Ring 411 exemplifies an MPMR having cuboid-shaped permanent magnet elements (i.e. phase 1) separated by relatively small non-magnetic gaps (i.e. phase 2). Ring 413 exemplifies an MPMR having cuboid shaped permanent magnet elements (i.e. phase 1) separated by relatively large non-magnetic gaps (i.e. phase 2). Clearly, the fraction of the total ring volume occupied by non-magnetic gaps is small in the case of ring 411 and relatively large in the case of ring 413. Thus, rings 411 and 413 are MPMRs that are phase-dissimilar and array 400 may contain many phase-dissimilar MPMRs.

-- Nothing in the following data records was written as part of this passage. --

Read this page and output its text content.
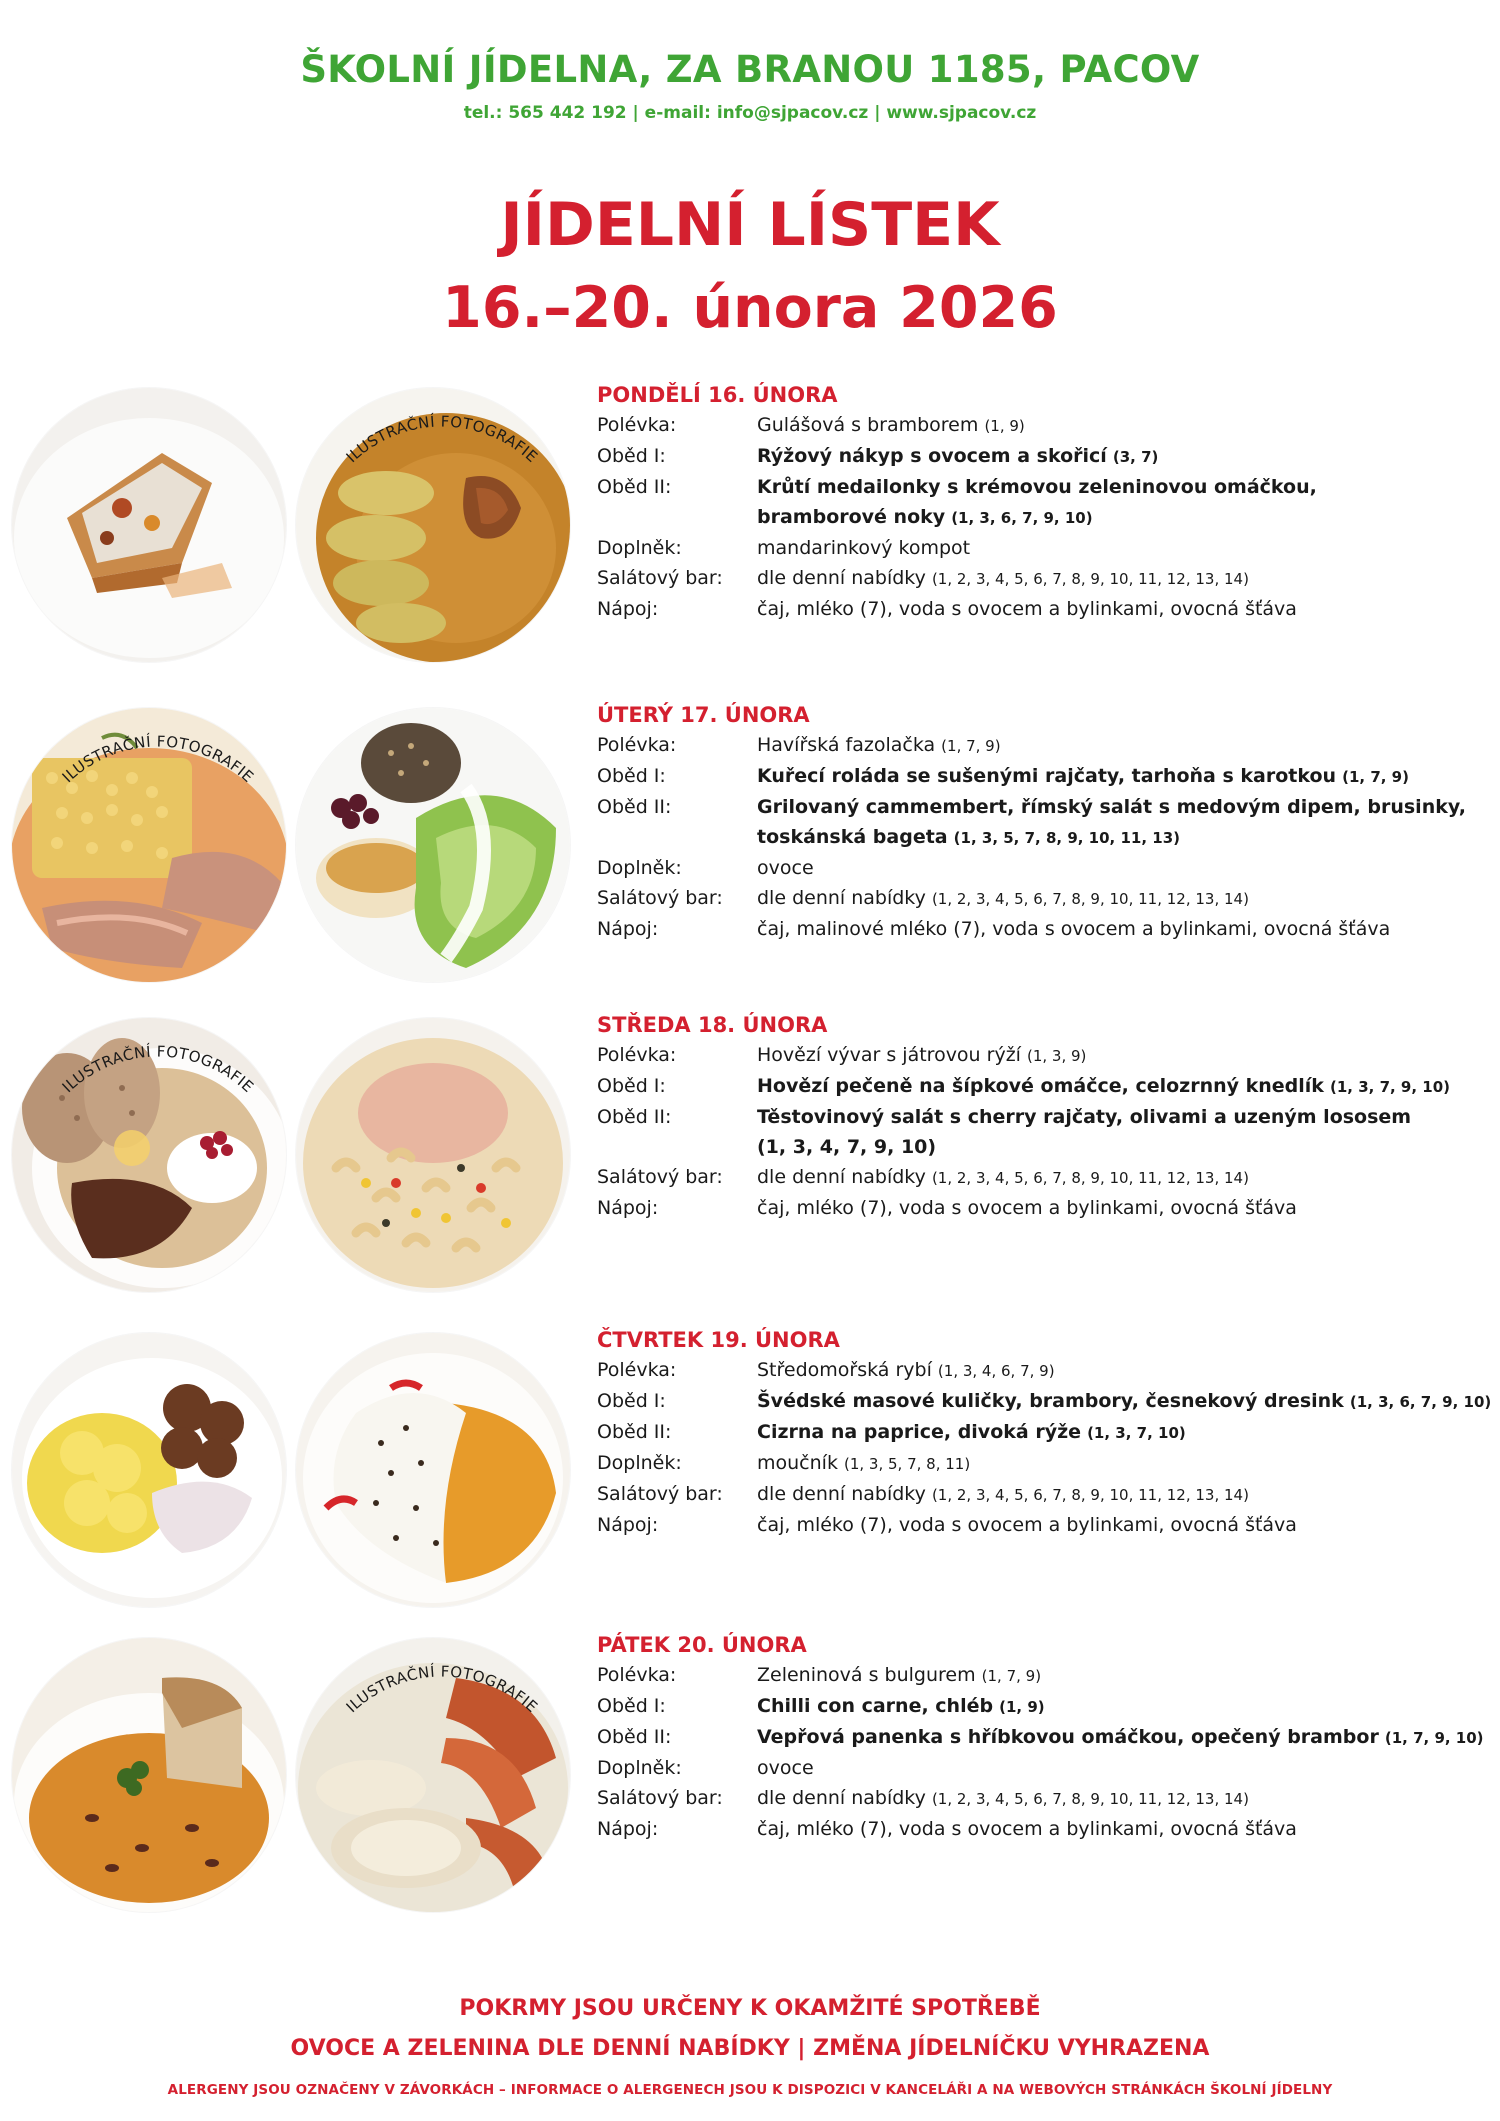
ŠKOLNÍ JÍDELNA, ZA BRANOU 1185, PACOV
tel.: 565 442 192 | e-mail: info@sjpacov.cz | www.sjpacov.cz
JÍDELNÍ LÍSTEK
16.–20. února 2026
ILUSTRAČNÍ FOTOGRAFIE
PONDĚLÍ 16. ÚNORA
Polévka:	Gulášová s bramborem (1, 9)
Oběd I:	Rýžový nákyp s ovocem a skořicí (3, 7)
Oběd II:	Krůtí medailonky s krémovou zeleninovou omáčkou,
bramborové noky (1, 3, 6, 7, 9, 10)
Doplněk:	mandarinkový kompot
Salátový bar:	dle denní nabídky (1, 2, 3, 4, 5, 6, 7, 8, 9, 10, 11, 12, 13, 14)
Nápoj:	čaj, mléko (7), voda s ovocem a bylinkami, ovocná šťáva
ILUSTRAČNÍ FOTOGRAFIE
ÚTERÝ 17. ÚNORA
Polévka:	Havířská fazolačka (1, 7, 9)
Oběd I:	Kuřecí roláda se sušenými rajčaty, tarhoňa s karotkou (1, 7, 9)
Oběd II:	Grilovaný cammembert, římský salát s medovým dipem, brusinky,
toskánská bageta (1, 3, 5, 7, 8, 9, 10, 11, 13)
Doplněk:	ovoce
Salátový bar:	dle denní nabídky (1, 2, 3, 4, 5, 6, 7, 8, 9, 10, 11, 12, 13, 14)
Nápoj:	čaj, malinové mléko (7), voda s ovocem a bylinkami, ovocná šťáva
ILUSTRAČNÍ FOTOGRAFIE
STŘEDA 18. ÚNORA
Polévka:	Hovězí vývar s játrovou rýží (1, 3, 9)
Oběd I:	Hovězí pečeně na šípkové omáčce, celozrnný knedlík (1, 3, 7, 9, 10)
Oběd II:	Těstovinový salát s cherry rajčaty, olivami a uzeným lososem
(1, 3, 4, 7, 9, 10)
Salátový bar:	dle denní nabídky (1, 2, 3, 4, 5, 6, 7, 8, 9, 10, 11, 12, 13, 14)
Nápoj:	čaj, mléko (7), voda s ovocem a bylinkami, ovocná šťáva
ČTVRTEK 19. ÚNORA
Polévka:	Středomořská rybí (1, 3, 4, 6, 7, 9)
Oběd I:	Švédské masové kuličky, brambory, česnekový dresink (1, 3, 6, 7, 9, 10)
Oběd II:	Cizrna na paprice, divoká rýže (1, 3, 7, 10)
Doplněk:	moučník (1, 3, 5, 7, 8, 11)
Salátový bar:	dle denní nabídky (1, 2, 3, 4, 5, 6, 7, 8, 9, 10, 11, 12, 13, 14)
Nápoj:	čaj, mléko (7), voda s ovocem a bylinkami, ovocná šťáva
ILUSTRAČNÍ FOTOGRAFIE
PÁTEK 20. ÚNORA
Polévka:	Zeleninová s bulgurem (1, 7, 9)
Oběd I:	Chilli con carne, chléb (1, 9)
Oběd II:	Vepřová panenka s hříbkovou omáčkou, opečený brambor (1, 7, 9, 10)
Doplněk:	ovoce
Salátový bar:	dle denní nabídky (1, 2, 3, 4, 5, 6, 7, 8, 9, 10, 11, 12, 13, 14)
Nápoj:	čaj, mléko (7), voda s ovocem a bylinkami, ovocná šťáva
POKRMY JSOU URČENY K OKAMŽITÉ SPOTŘEBĚ
OVOCE A ZELENINA DLE DENNÍ NABÍDKY | ZMĚNA JÍDELNÍČKU VYHRAZENA
ALERGENY JSOU OZNAČENY V ZÁVORKÁCH – INFORMACE O ALERGENECH JSOU K DISPOZICI V KANCELÁŘI A NA WEBOVÝCH STRÁNKÁCH ŠKOLNÍ JÍDELNY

Furthermore, ring 411 may also have a magnetization vector in a direction substantially different (e.g., by more than 45 degrees) from ring 413. For instance, the magnetization vectors of the permanent magnet segments may point in the ?Z direction in ring 411, and ?45 degrees in the r-Z plane in ring 413. In an embodiment, the two or more mixed-phase magnet rings contain only one magnetic phase with a magnetization vector in a direction different by more than 45 degrees from one another. Each MPMR ring possesses rotational symmetry with an azimuthal period equal to 360/N degrees where N is the number of segments in the ring. (For a continuous ring, i.e., for N→∞, the rotational symmetry is continuous). In some embodiments, the disclosed MPMR rings have discrete rotational symmetry of an order N≥8.